There is no quick and easy remedy to completely eliminate all risks associated with the use of mobile phones, particularly employee-owned devices. However, there are steps that can be taken to minimize those risks while allowing the use of mobile technology to provide enhanced and continuous care to patients. One such step is implementing a mobile device management (MDM) solution. An MDM solution allows a secure connection for employees to access work networks and information resources remotely, using an application installed on their personal device. That solution keeps “work applications” such as the employer’s email program technically separated from “personal applications” like social media apps. In addition, an MDM solution allows the employer to force technical controls on the device, such as password requirements, encryption or the ability to remotely wipe all data from the device.

Recognizing that employers must relinquish ownership and technical control to make a BYOD program work, employers also must implement robust policies and procedural controls. For example:

  • Permissible Uses. Document the permissible uses of personal devices for work purposes, including whether employees are ever permitted to transfer PHI or other types of sensitive personal information on a personal device and the employment terms associated with such uses.

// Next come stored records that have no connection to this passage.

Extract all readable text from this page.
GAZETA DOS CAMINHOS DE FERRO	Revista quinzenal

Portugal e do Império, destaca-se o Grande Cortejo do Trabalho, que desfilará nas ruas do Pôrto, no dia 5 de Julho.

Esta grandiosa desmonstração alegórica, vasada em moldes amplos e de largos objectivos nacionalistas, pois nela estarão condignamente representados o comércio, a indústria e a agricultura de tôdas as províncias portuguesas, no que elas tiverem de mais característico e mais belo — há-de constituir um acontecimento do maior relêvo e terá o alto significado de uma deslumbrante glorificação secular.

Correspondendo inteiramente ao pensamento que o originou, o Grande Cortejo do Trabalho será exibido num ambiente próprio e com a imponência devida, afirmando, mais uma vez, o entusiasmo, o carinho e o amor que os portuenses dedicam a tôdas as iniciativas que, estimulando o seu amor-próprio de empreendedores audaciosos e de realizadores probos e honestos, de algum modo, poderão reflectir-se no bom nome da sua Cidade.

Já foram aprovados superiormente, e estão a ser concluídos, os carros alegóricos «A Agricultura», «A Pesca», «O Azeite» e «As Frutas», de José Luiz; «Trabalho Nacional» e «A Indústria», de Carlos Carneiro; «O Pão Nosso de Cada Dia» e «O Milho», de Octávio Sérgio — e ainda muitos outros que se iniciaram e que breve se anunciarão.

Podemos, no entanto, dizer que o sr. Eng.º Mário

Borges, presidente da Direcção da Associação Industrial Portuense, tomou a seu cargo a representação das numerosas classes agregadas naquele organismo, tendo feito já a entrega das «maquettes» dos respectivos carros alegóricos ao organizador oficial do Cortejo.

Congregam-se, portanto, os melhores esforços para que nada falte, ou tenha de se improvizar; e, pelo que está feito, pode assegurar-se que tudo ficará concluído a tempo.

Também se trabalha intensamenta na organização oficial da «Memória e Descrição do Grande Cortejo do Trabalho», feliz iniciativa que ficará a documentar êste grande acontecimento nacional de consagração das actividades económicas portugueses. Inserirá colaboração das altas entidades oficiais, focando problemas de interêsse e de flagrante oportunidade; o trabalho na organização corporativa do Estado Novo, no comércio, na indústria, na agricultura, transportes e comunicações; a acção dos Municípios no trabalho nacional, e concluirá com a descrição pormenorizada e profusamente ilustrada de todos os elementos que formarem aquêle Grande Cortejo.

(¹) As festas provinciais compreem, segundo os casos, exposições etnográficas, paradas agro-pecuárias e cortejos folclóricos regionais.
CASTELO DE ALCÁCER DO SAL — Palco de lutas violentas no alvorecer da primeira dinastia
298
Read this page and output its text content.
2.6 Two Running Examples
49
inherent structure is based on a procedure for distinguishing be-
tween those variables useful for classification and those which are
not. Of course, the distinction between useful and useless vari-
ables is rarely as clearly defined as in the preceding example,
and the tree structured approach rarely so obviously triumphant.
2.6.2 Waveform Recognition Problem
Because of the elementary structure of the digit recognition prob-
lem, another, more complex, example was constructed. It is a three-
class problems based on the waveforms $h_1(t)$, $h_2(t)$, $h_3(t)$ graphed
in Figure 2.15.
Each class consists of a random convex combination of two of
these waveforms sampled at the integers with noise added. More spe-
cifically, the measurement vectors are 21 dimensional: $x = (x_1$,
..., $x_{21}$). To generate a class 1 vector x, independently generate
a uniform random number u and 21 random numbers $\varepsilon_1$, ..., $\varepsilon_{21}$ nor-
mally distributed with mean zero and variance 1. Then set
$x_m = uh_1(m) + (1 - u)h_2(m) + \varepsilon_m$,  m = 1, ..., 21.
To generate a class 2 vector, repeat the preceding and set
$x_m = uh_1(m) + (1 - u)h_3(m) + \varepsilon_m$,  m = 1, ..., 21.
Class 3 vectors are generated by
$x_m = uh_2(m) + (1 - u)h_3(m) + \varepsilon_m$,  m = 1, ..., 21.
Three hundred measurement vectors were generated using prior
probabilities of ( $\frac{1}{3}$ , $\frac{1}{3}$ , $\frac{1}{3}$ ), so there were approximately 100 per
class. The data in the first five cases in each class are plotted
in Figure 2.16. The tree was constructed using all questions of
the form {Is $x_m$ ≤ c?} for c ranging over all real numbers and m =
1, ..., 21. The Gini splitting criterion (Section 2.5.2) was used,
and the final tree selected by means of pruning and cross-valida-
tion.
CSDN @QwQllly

  • Device Security Controls. Document the policies that govern device controls (such as requiring employees to use passwords, up-to-date malware protection, device time-out, authentication or encryption on the device).

  • Training and Sanctions. Enforce training requirements and frequency as part of the terms of use and implement clear sanctions policies for unauthorized access or use.  Employers may also consider whether the same training and policies/procedures will apply to vendors or contractors.

  • HR Policies.  Review other important employment law considerations such as employee privacy rights, social media policies, and policies for removing applicable data from the devices of terminated or exiting employees.

There are many compliance considerations to keep in mind when deciding whether to implement a BYOD program. A comprehensive security framework, including technical controls, policies, procedures, and training, can reduce the high risks associated with the use of personal mobile devices for work purposes.